A Tick's Life Cycle & Biology

Ticks progress through four stages of life: Adult ticks give birth to eggs, which hatch as larval ticks. After feeding, larval ticks hatch into nymphs, which become adults after feeding upon a host. In the three main life stages—larva, nymph, and adult—the tick must feed upon a host to progress to the next life stage. Female ticks frequently lay eggs immediately after eating. It takes from a few months to a year for a tick to progress through the life stages; adult female ticks can lay up to 3,000 eggs. After laying eggs, female ticks die.

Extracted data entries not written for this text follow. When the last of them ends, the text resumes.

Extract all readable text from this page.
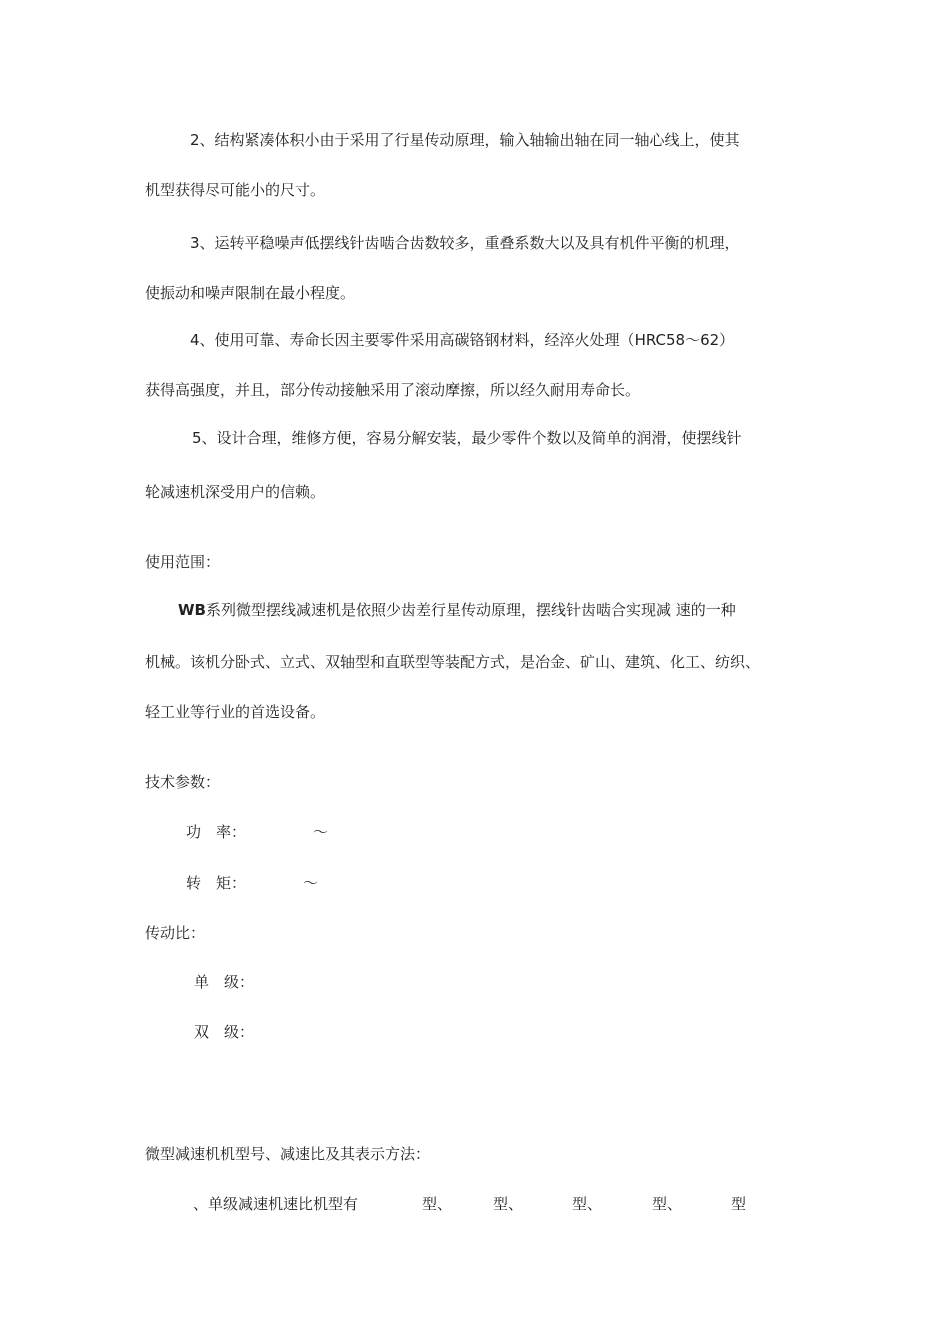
2、结构紧凑体积小由于采用了行星传动原理，输入轴输出轴在同一轴心线上，使其
机型获得尽可能小的尺寸。
3、运转平稳噪声低摆线针齿啮合齿数较多，重叠系数大以及具有机件平衡的机理，
使振动和噪声限制在最小程度。
4、使用可靠、寿命长因主要零件采用高碳铬钢材料，经淬火处理（HRC58～62）
获得高强度，并且，部分传动接触采用了滚动摩擦，所以经久耐用寿命长。
5、设计合理，维修方便，容易分解安装，最少零件个数以及简单的润滑，使摆线针
轮减速机深受用户的信赖。
使用范围：
WB系列微型摆线减速机是依照少齿差行星传动原理，摆线针齿啮合实现减 速的一种
机械。该机分卧式、立式、双轴型和直联型等装配方式，是冶金、矿山、建筑、化工、纺织、
轻工业等行业的首选设备。
技术参数：
功　率：	～
转　矩：	～
传动比：
单　级：
双　级：
微型减速机机型号、减速比及其表示方法：
、单级减速机速比机型有	型、	型、	型、	型、	型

Ticks can only consume blood—which they ingest by biting hosts—but are capable of living for several months without eating. A tick's ideal environment is warm and humid—when it's too cool, tick's eggs can't develop into larva. Ticks require a number of hosts to be around their area in order to reproduce.

Finding Ticks on Your Pet

Ticks are quite small, making them difficult to spot on your pet’s skin. Comb through your dog or cat’s fur looking for small scabs or engorged ticks feeding upon your pet. Pay close attention to hairless areas of your pet’s body—behind the ears, by the head, on paws, or around the neck. Tick bites are itchy and irritating for pets, although far less so than mosquito or flea bites.

Prevention Tips

After going outside, especially when it's warm, check your pet carefully for ticks. Remove any ticks that you find. To prevent ticks from finding your dog an attractive host, use topical spot-on solutions (like Frontline Plus or K9 Advantix) or use a tick collar. Most products can be procured over the counter, but others will require a visit to the veterinarian.

If you have a yard, you can also make that environment unattractive to ticks by keeping the grass trimmed quite short. You can also potentially spray the lawn with pesticides—just make sure sprays are pet-friendly.

Removing & Treating Ticks

If you spot a tick on your pet—or yourself—carefully and calmly remove it. As with many parasites, where there is one tick, the possibility exists for several, since birth rates are rapid and abundant. Check your pet and their surroundings—particularly any bedding—for ticks. If ticks have infiltrated your house, apply a pesticide to the house and double-check that your pet is tick-free.

The easiest way to prevent your pet from tick bites, and avoid a tick infestation in your home, is to use tick-prevention treatments and check your pet carefully for ticks after being outdoors in warm weather months.